Ich verwende hierzu ein Spiegelreflex-Gehäuse Minolta Dynax 700si

(Minolta wurde danach Konika und anschließend Sony)

Außerdem habe ich noch zwei historische Schätzchen: a.) ExaktaVarex IIa, das für spezielle Aufnahmen herhalten muß, weil es absolut von Hand bedient werden will und b.) eine Exa der gleichen Firma.

Als Diafilm verwende ich meist 200-400 ASA, bei Negativ greife ich manchmal auch zu 800 bzw.1600 ASA - vor allem  wenn etwas trüber ist -und  speziell bei Tele-Aufnahmen mit dem Rohr. Extrembrennweiten schlucken viel Licht.

Die für gut befundenen Fotos werden zusätzlich auf Photo-CD digitalisiert.





















Digital

Zuerst hatte ich eine Minolta D7 - das Gerät war wunderschön und machte super Fotos. Leider ist durch einen Sturz unbrauchbar geworden.

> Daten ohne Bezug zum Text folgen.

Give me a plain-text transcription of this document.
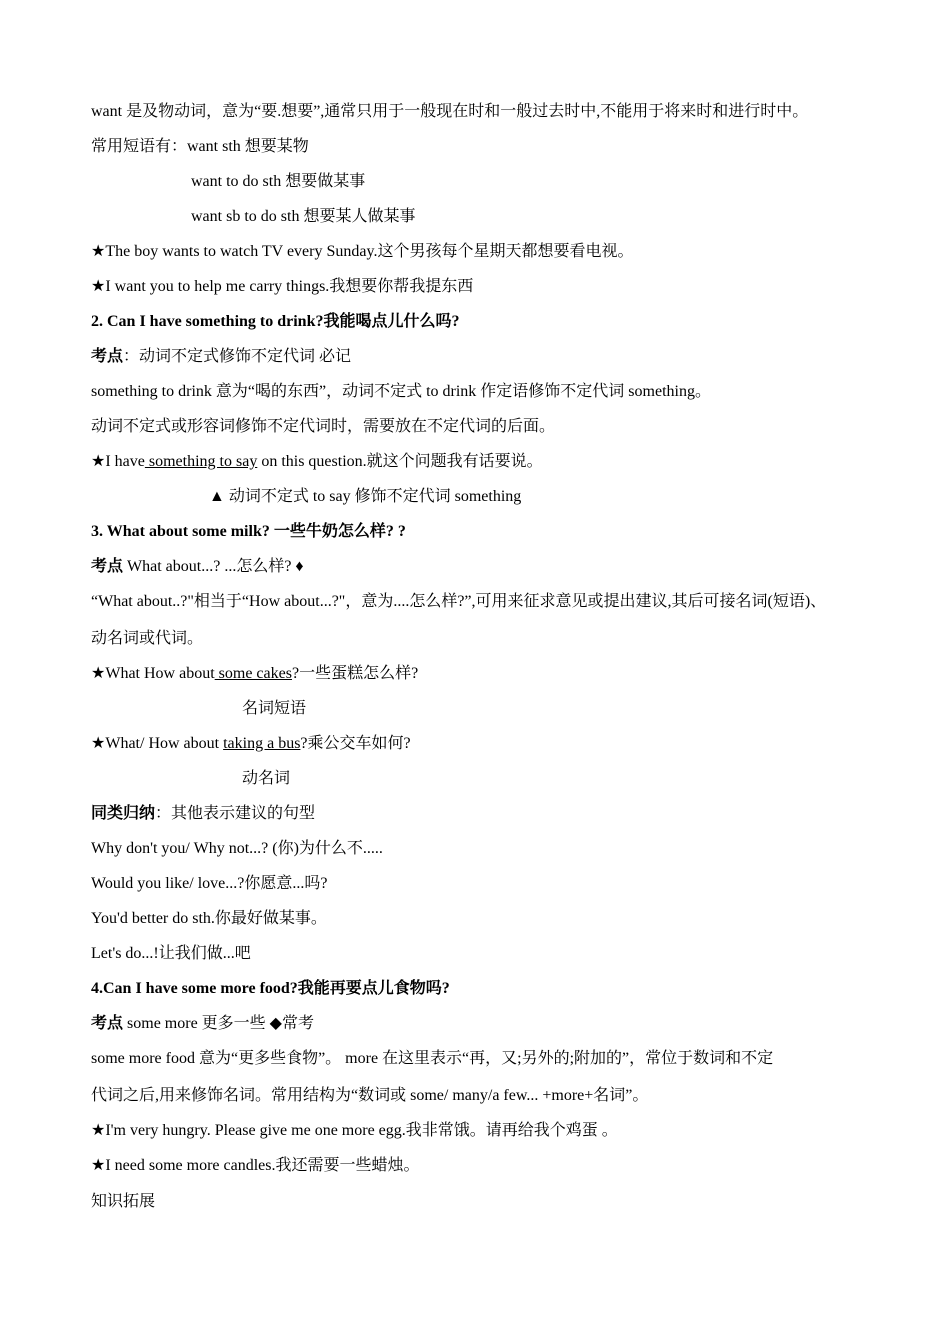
want 是及物动词，意为“要.想要”,通常只用于一般现在时和一般过去时中,不能用于将来时和进行时中。
常用短语有：want sth 想要某物
want to do sth 想要做某事
want sb to do sth 想要某人做某事
★The boy wants to watch TV every Sunday.这个男孩每个星期天都想要看电视。
★I want you to help me carry things.我想要你帮我提东西
2. Can I have something to drink?我能喝点儿什么吗?
考点：动词不定式修饰不定代词 必记
something to drink 意为“喝的东西”，动词不定式 to drink 作定语修饰不定代词 something。
动词不定式或形容词修饰不定代词时，需要放在不定代词的后面。
★I have something to say on this question.就这个问题我有话要说。
▲ 动词不定式 to say 修饰不定代词 something
3. What about some milk? 一些牛奶怎么样? ?
考点 What about...? ...怎么样? ♦
“What about..?"相当于“How about...?"，意为....怎么样?”,可用来征求意见或提出建议,其后可接名词(短语)、
动名词或代词。
★What How about some cakes?一些蛋糕怎么样?
名词短语
★What/ How about taking a bus?乘公交车如何?
动名词
同类归纳：其他表示建议的句型
Why don't you/ Why not...? (你)为什么不.....
Would you like/ love...?你愿意...吗?
You'd better do sth.你最好做某事。
Let's do...!让我们做...吧
4.Can I have some more food?我能再要点儿食物吗?
考点 some more 更多一些 ◆常考
some more food 意为“更多些食物”。 more 在这里表示“再，又;另外的;附加的”，常位于数词和不定
代词之后,用来修饰名词。常用结构为“数词或 some/ many/a few... +more+名词”。
★I'm very hungry. Please give me one more egg.我非常饿。请再给我个鸡蛋 。
★I need some more candles.我还需要一些蜡烛。
知识拓展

Seit Mitte 2008 habe ich eine Sony Modell A-200. Damit stehen alle vorhanden Objektive und das gesamte Minolta- sowie Novoflex-Zubehör auch zur Verfügung.

Als Tele-Erweiterung benutze ich die Objektive der analogen SR. Damit erreiche ich rechnerisch 450mm, oder die Novoflex-Ausrüstung, die dann an 1800mm effektiven Telebereich reicht.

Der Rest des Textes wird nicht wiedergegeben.